I rant and rave about it as anyone who reads much of wow probably knows. I hate that women are made to feel that getting old is a disease. men aren’t. I just watched the pilot episode of a show called "the cleaner" with Benjamin Bratt. one of the hottest men on the planet. and getting hotter with age for sure. he’s xactly my age. 45 almost 46. part of the shows story line is that he had a fling with his female employee… who MIGHT be 23. she looks 12. She’s of some sort of asian heritage though so it’s tough to tell. but the fact that she looks 12 and he looks his age. it’s just gross. and i don’t know how old the actress who plays his wife is but she’s not 45. i’ll say 35 maybe. Just old enough to pull off having a teenage son.
When I think of famous men my age or close to it I’ve thought more than once… they’d never look twice at me because they have all this exposure and access to women 15+ years younger than they are. I just hate it. I hate that’s how it works. And because of that I say screw them all. I am not cutting into myself to look younger to make someone ELSE HAPPY. And like i said on another thread…. all those people that say they are doing it for themselves are talking in one dimension. Becuase they wouldn’t CARE if other people weren’t looking at them and judging them harshly for aging. If aging women were looked at in this country the same way aging men are…. there would be exaclty HALF of the plastic surgeons making any money.
I’m terrifed. I’m terrified of a neck waddle and drooping eyelids. but i’m just stubborn enough to live with them… i think.
No.

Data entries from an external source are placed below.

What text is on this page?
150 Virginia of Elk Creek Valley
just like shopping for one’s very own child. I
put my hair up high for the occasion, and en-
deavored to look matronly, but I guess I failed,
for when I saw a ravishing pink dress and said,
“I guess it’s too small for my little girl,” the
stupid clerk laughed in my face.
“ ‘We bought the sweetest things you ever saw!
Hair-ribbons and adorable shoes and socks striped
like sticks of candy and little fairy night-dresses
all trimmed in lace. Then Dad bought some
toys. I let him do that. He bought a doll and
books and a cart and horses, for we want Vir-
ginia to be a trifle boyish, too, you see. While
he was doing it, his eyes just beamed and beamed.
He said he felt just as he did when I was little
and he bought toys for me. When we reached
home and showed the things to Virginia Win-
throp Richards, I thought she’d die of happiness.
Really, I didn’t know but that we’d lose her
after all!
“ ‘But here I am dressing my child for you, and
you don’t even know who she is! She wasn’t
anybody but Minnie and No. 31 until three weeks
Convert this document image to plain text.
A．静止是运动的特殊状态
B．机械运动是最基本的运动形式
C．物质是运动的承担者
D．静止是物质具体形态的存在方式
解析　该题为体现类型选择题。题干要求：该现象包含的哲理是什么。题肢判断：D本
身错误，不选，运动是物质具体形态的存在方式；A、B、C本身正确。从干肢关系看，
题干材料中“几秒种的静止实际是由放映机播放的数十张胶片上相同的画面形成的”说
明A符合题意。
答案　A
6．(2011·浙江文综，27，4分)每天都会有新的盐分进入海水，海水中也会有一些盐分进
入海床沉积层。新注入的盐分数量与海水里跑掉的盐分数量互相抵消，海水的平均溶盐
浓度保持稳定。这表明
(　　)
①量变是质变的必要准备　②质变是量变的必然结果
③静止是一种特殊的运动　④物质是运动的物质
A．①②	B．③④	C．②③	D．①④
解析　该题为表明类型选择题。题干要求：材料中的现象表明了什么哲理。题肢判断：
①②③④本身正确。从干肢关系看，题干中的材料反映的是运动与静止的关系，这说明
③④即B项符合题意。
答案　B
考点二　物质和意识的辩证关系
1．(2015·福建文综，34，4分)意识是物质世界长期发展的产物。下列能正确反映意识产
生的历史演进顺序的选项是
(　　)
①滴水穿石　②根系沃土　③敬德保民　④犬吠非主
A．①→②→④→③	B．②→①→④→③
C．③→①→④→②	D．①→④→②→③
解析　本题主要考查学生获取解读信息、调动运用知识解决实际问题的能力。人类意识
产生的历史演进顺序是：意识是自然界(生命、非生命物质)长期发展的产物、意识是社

And unless I become disfigured, I can’t imagine ever electing to have it.
I’ve seen 50 come, and go. So I’m aging. My body has changed. Oh, I can still turn a head now and then. And when I do now, it’s not just because of my looks; it’s also because of what’s between the ears. And that knowledge makes it especially flattering.
I look at my fine lines now, at my forehead and around my eyes, my mouth - and each one reminds me of a time I have lived through: The illness of a loved one; a stressful, frenetic business; the indescribable loss - that hollow space after the death of a loved one - that space that you live with forever. Then there are the lines and wrinkles that come from love and laughter, from joy. These lines and wrinkles - they mark my face like a blessing - like a momento from all the experiences I have lived. I wouldn’t trade them. I’ve earned them all - the ones from pain and sorrow, and the ones from love and joy.
When I look at my face in the mirror now - when I really look - I see a woman smiling back at me.